Amery of Pavy (also Aimeric, Aimery, Aymer, or Emeric in various sources; Italian: Amerigo) or of Pavia (died 1352) was a 14th-century English knight, originally from Pavia in Lombardy, who was made captain of Calais by King Edward III of England in 1347. He made a secret deal with Sir Geoffrey de Charny, a French knight, to sell Calais for 20,000 écus (approximately £ in terms (Note: UK Retail Price Index inflation figures are based on data from Clark, Gregory (2017). "The Annual RPI and Average Earnings for Britain, 1209 to Present (New Series)". MeasuringWorth. Retrieved 28 October 2018. To give a very rough idea of earning power, an English foot-soldier could expect to earn £1 in wages for, usually seasonal, military service in approximately 3 months.)). After discovering the plot, Edward summoned Amery to London and confronted him, ordering him to keep his bargain with Geoffrey and say nothing of the king's knowledge. As Geoffrey gathered an army to take control of the town in December of that year, Edward brought an army from England to counter the French. The English then prevailed in the failed siege of Calais on 31 December 1349, and Edward transferred governance of Calais to John de Beauchamp and abated the arms of Amery in 1350. In 1352, Amery was captured and tortured to death by Charny.

==Captain of Calais==
After Edward took possession of Calais on 4 August 1347, he negotiated a treaty with Philip VI of France on 28 September under the mediation of the Pope, which truce was set to expire on 8 July 1348, but was subsequently continued until 1355. Edward appointed Amery of Pavy captain of Calais and ordered the restoration of the city's fortifications while he returned to England, landing at Sandwich on 12 October 1347.

==Sale of Calais==
Some time in 1349, without the knowledge of either Edward or Philip, Amery entered into a secret agreement with Geoffrey de Charny, a French knight and governor of nearby Saint-Omer, for the sale of Calais to Geoffrey in exchange for the sum of 20,000 écus.
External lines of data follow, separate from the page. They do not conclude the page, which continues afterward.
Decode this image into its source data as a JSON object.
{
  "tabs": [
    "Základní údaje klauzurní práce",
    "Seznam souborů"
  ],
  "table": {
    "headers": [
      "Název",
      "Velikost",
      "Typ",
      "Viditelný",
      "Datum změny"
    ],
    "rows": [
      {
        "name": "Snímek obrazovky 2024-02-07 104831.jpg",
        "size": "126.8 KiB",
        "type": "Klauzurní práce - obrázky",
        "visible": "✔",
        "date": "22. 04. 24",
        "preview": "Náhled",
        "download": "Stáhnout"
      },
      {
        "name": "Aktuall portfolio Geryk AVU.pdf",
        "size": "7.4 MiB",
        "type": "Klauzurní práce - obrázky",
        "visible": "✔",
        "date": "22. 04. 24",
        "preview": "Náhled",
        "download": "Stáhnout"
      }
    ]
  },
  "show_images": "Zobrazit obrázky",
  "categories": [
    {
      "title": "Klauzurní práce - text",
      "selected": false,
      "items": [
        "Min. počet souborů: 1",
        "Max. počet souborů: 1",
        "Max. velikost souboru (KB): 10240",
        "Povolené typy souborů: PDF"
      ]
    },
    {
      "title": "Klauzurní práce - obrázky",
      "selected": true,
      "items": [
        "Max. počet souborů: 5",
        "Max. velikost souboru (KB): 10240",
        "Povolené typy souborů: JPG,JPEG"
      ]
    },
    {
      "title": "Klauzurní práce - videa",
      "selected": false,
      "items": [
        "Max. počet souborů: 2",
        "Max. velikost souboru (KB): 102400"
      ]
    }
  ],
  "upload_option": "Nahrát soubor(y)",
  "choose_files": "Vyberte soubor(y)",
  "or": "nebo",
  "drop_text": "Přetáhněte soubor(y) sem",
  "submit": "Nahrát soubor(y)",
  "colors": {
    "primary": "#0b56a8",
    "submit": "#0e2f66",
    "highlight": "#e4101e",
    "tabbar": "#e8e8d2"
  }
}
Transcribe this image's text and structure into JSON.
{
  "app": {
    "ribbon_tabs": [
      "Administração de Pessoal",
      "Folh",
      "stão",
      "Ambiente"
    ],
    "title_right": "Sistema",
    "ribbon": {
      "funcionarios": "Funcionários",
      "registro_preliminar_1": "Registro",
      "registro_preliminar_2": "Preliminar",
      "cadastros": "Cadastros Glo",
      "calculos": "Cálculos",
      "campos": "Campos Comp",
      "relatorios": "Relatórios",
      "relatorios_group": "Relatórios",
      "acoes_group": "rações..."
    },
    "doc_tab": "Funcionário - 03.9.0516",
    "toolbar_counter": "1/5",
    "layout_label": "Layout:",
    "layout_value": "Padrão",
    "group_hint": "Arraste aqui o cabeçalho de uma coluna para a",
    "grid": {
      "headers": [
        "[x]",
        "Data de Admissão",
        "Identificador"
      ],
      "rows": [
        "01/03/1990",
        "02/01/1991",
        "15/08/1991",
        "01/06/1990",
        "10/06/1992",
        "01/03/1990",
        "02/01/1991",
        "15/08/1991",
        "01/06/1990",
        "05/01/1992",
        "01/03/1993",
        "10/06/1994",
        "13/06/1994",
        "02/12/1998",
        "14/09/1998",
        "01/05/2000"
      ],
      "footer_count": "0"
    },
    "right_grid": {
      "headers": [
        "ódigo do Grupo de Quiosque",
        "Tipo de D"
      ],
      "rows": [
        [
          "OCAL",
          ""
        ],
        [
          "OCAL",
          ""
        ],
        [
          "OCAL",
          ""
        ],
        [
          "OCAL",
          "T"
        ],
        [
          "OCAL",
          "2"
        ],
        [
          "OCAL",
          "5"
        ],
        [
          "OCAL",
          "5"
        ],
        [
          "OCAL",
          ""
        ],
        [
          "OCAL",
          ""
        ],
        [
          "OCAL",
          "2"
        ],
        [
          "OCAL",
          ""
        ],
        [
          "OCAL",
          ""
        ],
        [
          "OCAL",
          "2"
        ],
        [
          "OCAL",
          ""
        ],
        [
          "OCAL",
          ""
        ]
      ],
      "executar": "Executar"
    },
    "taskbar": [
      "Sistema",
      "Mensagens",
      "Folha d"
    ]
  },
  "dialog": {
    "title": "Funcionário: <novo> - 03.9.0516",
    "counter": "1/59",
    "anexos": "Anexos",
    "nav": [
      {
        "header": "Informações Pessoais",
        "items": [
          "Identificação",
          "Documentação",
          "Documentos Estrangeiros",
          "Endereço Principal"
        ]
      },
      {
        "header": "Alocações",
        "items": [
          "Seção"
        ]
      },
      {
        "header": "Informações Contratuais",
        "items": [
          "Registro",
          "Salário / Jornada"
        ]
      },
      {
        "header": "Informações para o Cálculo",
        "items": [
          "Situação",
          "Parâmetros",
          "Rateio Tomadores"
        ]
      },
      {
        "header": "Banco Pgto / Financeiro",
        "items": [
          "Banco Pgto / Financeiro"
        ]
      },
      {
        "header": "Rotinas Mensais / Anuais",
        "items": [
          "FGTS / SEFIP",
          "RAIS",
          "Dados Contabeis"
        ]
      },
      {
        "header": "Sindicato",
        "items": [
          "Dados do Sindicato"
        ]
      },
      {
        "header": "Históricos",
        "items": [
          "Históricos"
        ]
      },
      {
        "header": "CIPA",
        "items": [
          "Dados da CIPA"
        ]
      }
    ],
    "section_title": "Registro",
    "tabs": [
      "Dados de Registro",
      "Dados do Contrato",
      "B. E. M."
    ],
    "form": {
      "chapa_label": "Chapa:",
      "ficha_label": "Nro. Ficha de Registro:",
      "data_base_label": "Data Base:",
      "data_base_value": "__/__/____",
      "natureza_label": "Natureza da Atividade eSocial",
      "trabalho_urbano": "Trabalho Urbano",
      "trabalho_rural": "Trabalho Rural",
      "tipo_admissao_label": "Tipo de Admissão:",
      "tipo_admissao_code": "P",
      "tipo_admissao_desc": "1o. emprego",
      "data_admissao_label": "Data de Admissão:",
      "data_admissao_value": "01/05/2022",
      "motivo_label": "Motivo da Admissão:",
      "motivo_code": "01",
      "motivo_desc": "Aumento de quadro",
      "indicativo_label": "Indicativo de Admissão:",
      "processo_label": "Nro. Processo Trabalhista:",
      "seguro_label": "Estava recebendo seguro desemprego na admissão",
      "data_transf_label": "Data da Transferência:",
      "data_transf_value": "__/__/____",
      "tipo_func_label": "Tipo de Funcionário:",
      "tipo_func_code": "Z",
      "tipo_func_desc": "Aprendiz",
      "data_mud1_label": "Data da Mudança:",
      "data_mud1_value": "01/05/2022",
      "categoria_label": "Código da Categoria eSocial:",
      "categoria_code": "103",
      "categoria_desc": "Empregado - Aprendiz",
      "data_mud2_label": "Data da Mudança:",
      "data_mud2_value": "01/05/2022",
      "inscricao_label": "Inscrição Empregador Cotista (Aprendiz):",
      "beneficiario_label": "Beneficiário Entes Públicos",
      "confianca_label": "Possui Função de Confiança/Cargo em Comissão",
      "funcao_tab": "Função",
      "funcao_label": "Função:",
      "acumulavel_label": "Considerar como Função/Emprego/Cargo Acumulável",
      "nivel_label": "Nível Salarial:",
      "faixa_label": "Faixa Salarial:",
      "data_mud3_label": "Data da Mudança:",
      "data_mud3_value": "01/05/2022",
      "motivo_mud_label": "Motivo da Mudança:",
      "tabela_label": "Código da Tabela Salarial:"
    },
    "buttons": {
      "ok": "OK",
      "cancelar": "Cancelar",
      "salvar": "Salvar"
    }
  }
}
Upon discovery of the plot, Edward summoned Amery to London and upbraided him for his betrayal, ordering him to keep the bargain with Geoffrey and inform him before the French arrival. Amery informed the king, who brought an expeditionary force under the command of Sir Walter Manny to ambush Geoffrey's forces in December 1349. On the last day of December, Geoffrey arrived before dawn with 500 lancers to occupy the city. Amery received his payment of 20,000 crowns from Geoffrey and led his advance company of 12 knights and 100 archers into Edward's awaiting trap in the tower of Calais castle.

==Disgrace==
Following the failed French siege of the city, Edward transferred governance of Calais to Lord Beauchamp. Amery was allowed to keep the instalment of his bribe he had received from Renti but the king abated his coat of arms in 1350. This rare example of historically attested heraldic abatement was recorded by Sir George Mackenzie: "And Edward the Third of England ordained two of six stars which a gentleman had in his arms to be effaced, because he had sold a seaport of which he was made governor." Pursuivant of arms John Guillim, writing circa 1610, gave the story in considerable detail, adding that Amery's arms were also inverted for his treachery.

Amery soon returned to Italy and went on a pilgrimage to Rome. The fate of his hostaged son, who was carried off into French captivity in the nearby town of Guînes, is not known. In 1352, Charny marched his army to Fretun where it launched a surprise attack during the night of 24–25 July, and the night watch fled. According to Jean Froissart, Amery was found still in bed, with his English mistress. Charny took him to Saint-Omer, where he disbanded his troops. Before they departed, Amery was publicly tortured to death with hot irons and quartered with an axe; his remains were displayed above the town gates. Charny neither garrisoned nor slighted Fretun, to reinforce his view that his argument was a personal one with Amery, which entitled Charny to attack the tower to capture him; and that he had acted with honour in leaving it to be reoccupied by the English.